Cale yaşlı adama baktı. Venion Stan ile konuştuğu zamana kıyasla daha rahat görünüyordu ama yine de bir soylunun hanında kalacağı gerçeğinden korkmuş görünüyordu.

Biraz kaygısı olması iyi bir şeydi ama fazlası Cale için de rahatsız ediciydi.

‘Bu şekilde gitmez.’

Cale yaşlı adamın omzunu okşadı ve onu sakinleştirmeye çalıştı.

“Yaşlı adam. Rahatla. Kendini böyle aşağılayan insanlardan hoşlanmam. Bizim bölgemizden gelen ve giden insanların dinlenmek için kaldığı yer burası değil mi? Böyle bir yerin yetersiz kalmasına imkân yok.”

Yaşlı adamın göz bebekleri titremeye başladı. Biraz tereddüt ettikten sonra nihayet konuşmaya başlamadan önce üst dudağını diliyle ıslattı.

“Genç efendi, Henituse bölgesinde sizin gibi iyi olan çok insan var mı?”

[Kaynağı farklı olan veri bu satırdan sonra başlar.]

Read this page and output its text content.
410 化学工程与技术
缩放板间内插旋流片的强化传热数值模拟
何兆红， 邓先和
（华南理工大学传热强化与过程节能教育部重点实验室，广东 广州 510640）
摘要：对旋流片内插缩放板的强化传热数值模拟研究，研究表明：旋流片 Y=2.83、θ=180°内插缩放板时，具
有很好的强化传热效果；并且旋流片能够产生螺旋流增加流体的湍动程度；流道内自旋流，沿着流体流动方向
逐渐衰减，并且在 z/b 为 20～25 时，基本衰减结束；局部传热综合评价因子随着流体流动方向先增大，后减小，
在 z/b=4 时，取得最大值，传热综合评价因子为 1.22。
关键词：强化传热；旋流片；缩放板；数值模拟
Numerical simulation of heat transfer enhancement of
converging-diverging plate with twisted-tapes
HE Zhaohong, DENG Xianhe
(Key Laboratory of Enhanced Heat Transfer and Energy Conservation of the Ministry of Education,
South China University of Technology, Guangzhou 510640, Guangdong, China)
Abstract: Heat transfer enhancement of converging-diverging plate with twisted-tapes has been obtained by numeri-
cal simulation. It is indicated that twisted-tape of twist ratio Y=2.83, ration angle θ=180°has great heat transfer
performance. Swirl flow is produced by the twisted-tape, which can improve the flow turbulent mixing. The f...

“Sen neden bahsediyorsun?”

“Affedersiniz?”

“Bölgemizdeki en büyük çöp benim. Orada karşılaştığınız neredeyse herkes benden daha iyi bir kişiliğe sahip olacaktır.”

“Ah.”

Yaşlı adam nefesini tuttu. Odadaki kanepenin kontrolünü ele geçiren On ve Hong miyavlıyor ve başlarını sallıyordu ama kimse fark etmemiş gibiydi.

“Gidip yapman gerekenleri halledebilirsin.”

Yaşlı adam, Cale’in onu azat etmesiyle derin bir şekilde eğildi ve odadan çıktı. Cale, yaşlı adamın hâlâ gergin görünmesini sinir bozucu buldu ama umursamamaya karar verdi.

Tık tık tık.

Kapıyı başka biri çalıyordu.

“İçeri gel.”

Kapı açıldı ve uşak yardımcısı Hans içeri küçük bir kutu getirdi.

“Genç efendi, sadece bu kutuyu istediniz, değil mi?”

“Evet. Elime ver.”

Uşak yardımcısı Hans, kutuyu Cale’e uzatırken bir yandan da merakla ona bakıyordu. Cale’in yanında getirdiği tek bagaj buydu. Normal bir kutu olsaydı, içinde alkol veya atıştırmalık olduğunu varsayardı, ancak bu normal bir kutu değildi.

Üzerinde sihirli bir kilit bulunan, en kalitelilerinden bir sihirli kutuydu. Sihirli kutunun üzerindeki mühür, üç büyük tüccar loncasından biri olan ve Henituse ailesiyle yakın bir ilişkisi olan Flynn Tüccar Loncasının logosuydu.

Cale, Hans’a bakarken gelişigüzel yorum yaptı.

“Bir uşağın duygularını yüzünde göstermemesi gerekmiyor muydu? Özellikle merak duygusunu?”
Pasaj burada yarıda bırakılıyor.